Disney has the rights to sequels of films made when the two companies were working together, and it was Disney's refusal to renegotiate the sequel rights, as well as substantially reduce its share of future profits, that reportedly helped spoil negotiations for a new distribution deal.
Disney has announced its intention to forge ahead with its own production of Toy Story 3. It might be a straight-to-video affair.
That will drive Pixar up the wall, right? 'No comment,' comments Catmull.
Indeed, Pixar still has to get along with Disney (amid rumours that Jobs might be prepared to cut a new deal with the Mouse, provided Eisner walks the plank). Two more movies will come out under the Disney-Pixar umbrella: The Incredibles, directed by The Iron Giant's Brad Bird, arrives this autumn with the story of a family of superheroes living in suburbia; and the Lasseter-directed Cars is scheduled for 2005.
Reports earlier this year suggested that Pixar might have continued working with Disney if Jobs hadn't found Eisner so personally difficult. But one school of thought believes that the break-up was a win-win development.
'I actually think it was good for both companies,' says financial analyst Harold Vogel, whose Entertainment Industry Economics was published here in its sixth edition this spring by Cambridge University Press. 'For Jobs, it's almost impossible not to get a better deal. And despite what you see in the press, there was no way Eisner could give back rights Disney already had on successful pictures. It would have been a big problem for the company. It looked at the probabilities and decided it was better off with what it's got right now.'
Disney also would be better off with almost anything other than the reputation it now has in the animation business. The days of resurrected glory seen in Aladdin and Lion King are long gone ('They've literally lost the plot,' says Sproxton), and this spring the studio brought its tradition of hand-drawn animation to an ignominious end with the $100 million flop Home on the Range.
Oh, well.
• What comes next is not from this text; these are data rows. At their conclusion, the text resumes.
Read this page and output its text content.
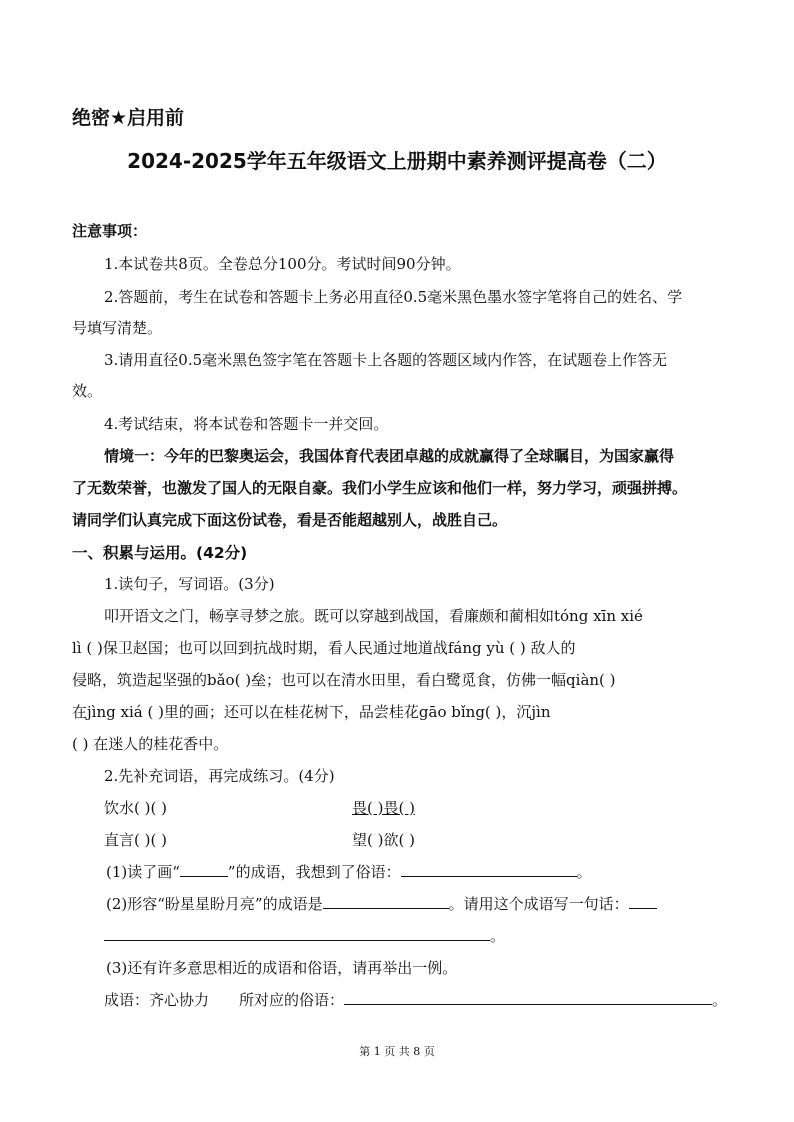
绝密★启用前
2024-2025学年五年级语文上册期中素养测评提高卷（二）
注意事项：
1.本试卷共8页。全卷总分100分。考试时间90分钟。
2.答题前，考生在试卷和答题卡上务必用直径0.5毫米黑色墨水签字笔将自己的姓名、学
号填写清楚。
3.请用直径0.5毫米黑色签字笔在答题卡上各题的答题区域内作答，在试题卷上作答无
效。
4.考试结束，将本试卷和答题卡一并交回。
情境一：今年的巴黎奥运会，我国体育代表团卓越的成就赢得了全球瞩目，为国家赢得
了无数荣誉，也激发了国人的无限自豪。我们小学生应该和他们一样，努力学习，顽强拼搏。
请同学们认真完成下面这份试卷，看是否能超越别人，战胜自己。
一、积累与运用。(42分)
1.读句子，写词语。(3分)
叩开语文之门，畅享寻梦之旅。既可以穿越到战国，看廉颇和蔺相如tóng xīn xié
lì ( )保卫赵国；也可以回到抗战时期，看人民通过地道战fáng yù ( ) 敌人的
侵略，筑造起坚强的bǎo( )垒；也可以在清水田里，看白鹭觅食，仿佛一幅qiàn( )
在jìng xiá ( )里的画；还可以在桂花树下，品尝桂花gāo bǐng( )，沉jìn
( ) 在迷人的桂花香中。
2.先补充词语，再完成练习。(4分)
饮水( )( )	畏( )畏( )
直言( )( )	望( )欲( )
(1)读了画“	”的成语，我想到了俗语：	。
(2)形容“盼星星盼月亮”的成语是	。请用这个成语写一句话：
。
(3)还有许多意思相近的成语和俗语，请再举出一例。
成语：齐心协力 所对应的俗语：	。
第 1 页 共 8 页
At least Disney has its cut of The Incredibles to look forward to this year. Disney showed analysts, including Vogel, a four-minute clip of the movie in Orlando in February. 'It looks like another big winner,' pronounces Vogel. Run, rabbit, run.
JOINT FORTUNE: worldwide box office receipts for Pixar/Disney movies
$1995 Toy Story 358.8m
1998 A Bug's Life 358.0m
1999 Toy Story 2 485.7m
2001 Monsters, Inc. 524.2m
2003 Finding Nemo 853.2m
WITH A LITTLE HELP FROM RENDERMAN
And you thought Pixar had been involved in only five feature films so far. Don't forget the Lord of the Rings trilogy, Master and Commander, Spider Man, the Harry Potter movies and dozens of other eye-catching feature films in recent years. The studio's software for melding computer-generated graphics data into a convincing screen image, called RenderMan, is a favourite in all the big Hollywood special-effects shops.
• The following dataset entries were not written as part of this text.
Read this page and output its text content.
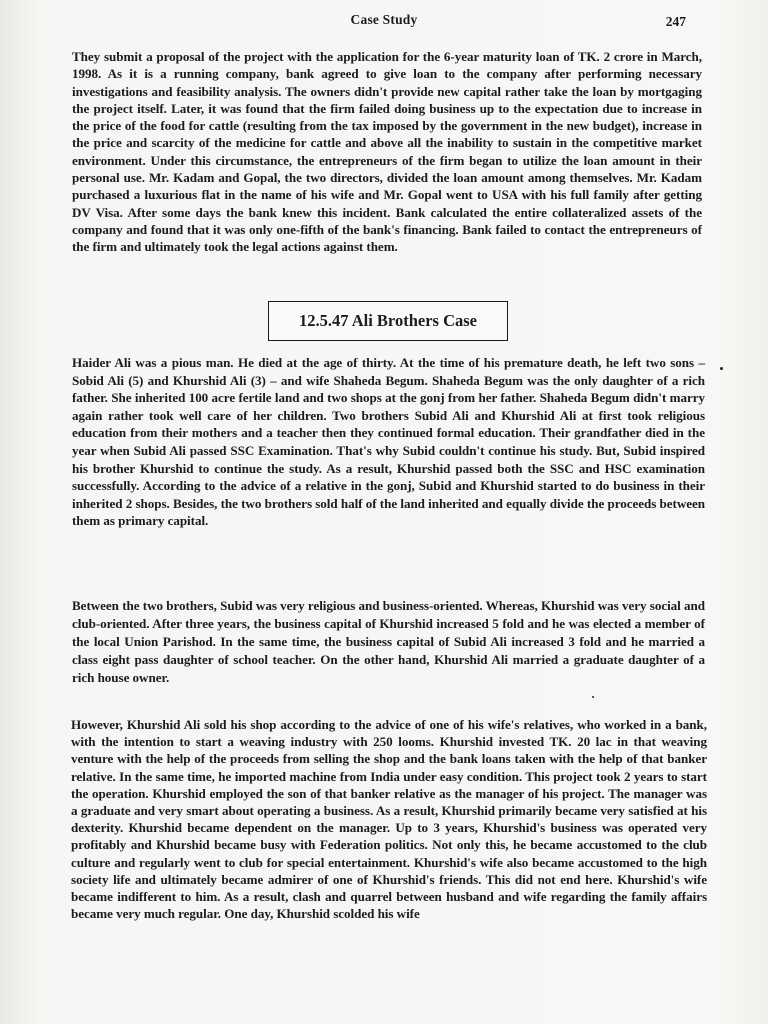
Case Study	247

They submit a proposal of the project with the application for the 6-year maturity loan of TK. 2 crore in March, 1998. As it is a running company, bank agreed to give loan to the company after performing necessary investigations and feasibility analysis. The owners didn't provide new capital rather take the loan by mortgaging the project itself. Later, it was found that the firm failed doing business up to the expectation due to increase in the price of the food for cattle (resulting from the tax imposed by the government in the new budget), increase in the price and scarcity of the medicine for cattle and above all the inability to sustain in the competitive market environment. Under this circumstance, the entrepreneurs of the firm began to utilize the loan amount in their personal use. Mr. Kadam and Gopal, the two directors, divided the loan amount among themselves. Mr. Kadam purchased a luxurious flat in the name of his wife and Mr. Gopal went to USA with his full family after getting DV Visa. After some days the bank knew this incident. Bank calculated the entire collateralized assets of the company and found that it was only one-fifth of the bank's financing. Bank failed to contact the entrepreneurs of the firm and ultimately took the legal actions against them.

12.5.47 Ali Brothers Case

Haider Ali was a pious man. He died at the age of thirty. At the time of his premature death, he left two sons – Sobid Ali (5) and Khurshid Ali (3) – and wife Shaheda Begum. Shaheda Begum was the only daughter of a rich father. She inherited 100 acre fertile land and two shops at the gonj from her father. Shaheda Begum didn't marry again rather took well care of her children. Two brothers Subid Ali and Khurshid Ali at first took religious education from their mothers and a teacher then they continued formal education. Their grandfather died in the year when Subid Ali passed SSC Examination. That's why Subid couldn't continue his study. But, Subid inspired his brother Khurshid to continue the study. As a result, Khurshid passed both the SSC and HSC examination successfully. According to the advice of a relative in the gonj, Subid and Khurshid started to do business in their inherited 2 shops. Besides, the two brothers sold half of the land inherited and equally divide the proceeds between them as primary capital.

Between the two brothers, Subid was very religious and business-oriented. Whereas, Khurshid was very social and club-oriented. After three years, the business capital of Khurshid increased 5 fold and he was elected a member of the local Union Parishod. In the same time, the business capital of Subid Ali increased 3 fold and he married a class eight pass daughter of school teacher. On the other hand, Khurshid Ali married a graduate daughter of a rich house owner.

However, Khurshid Ali sold his shop according to the advice of one of his wife's relatives, who worked in a bank, with the intention to start a weaving industry with 250 looms. Khurshid invested TK. 20 lac in that weaving venture with the help of the proceeds from selling the shop and the bank loans taken with the help of that banker relative. In the same time, he imported machine from India under easy condition. This project took 2 years to start the operation. Khurshid employed the son of that banker relative as the manager of his project. The manager was a graduate and very smart about operating a business. As a result, Khurshid primarily became very satisfied at his dexterity. Khurshid became dependent on the manager. Up to 3 years, Khurshid's business was operated very profitably and Khurshid became busy with Federation politics. Not only this, he became accustomed to the club culture and regularly went to club for special entertainment. Khurshid's wife also became accustomed to the high society life and ultimately became admirer of one of Khurshid's friends. This did not end here. Khurshid's wife became indifferent to him. As a result, clash and quarrel between husband and wife regarding the family affairs became very much regular. One day, Khurshid scolded his wife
Ed Catmull's fellow computer whizzes Loren Carpenter and Rob Cook received an Academy Award in 2001 for the technical advances they made in developing what Pixar calls RenderMan's 'powerful shading language and anti-aliased motion blur' - the techie stuff you need so that Frodo doesn't look like he's engaged in a titanic battle with a hologram of a monster being projected onto a bedsheet. 'Our primary focus is on content creation,' said Pixar in its annual report last year. 'And, as a result, we have not increased the time and resources necessary to generate significantly higher RenderMan licence revenues.' Still, with RenderMan averaging more than £4 million in sales annually between 2000 and 2002, it's a nice little sideline.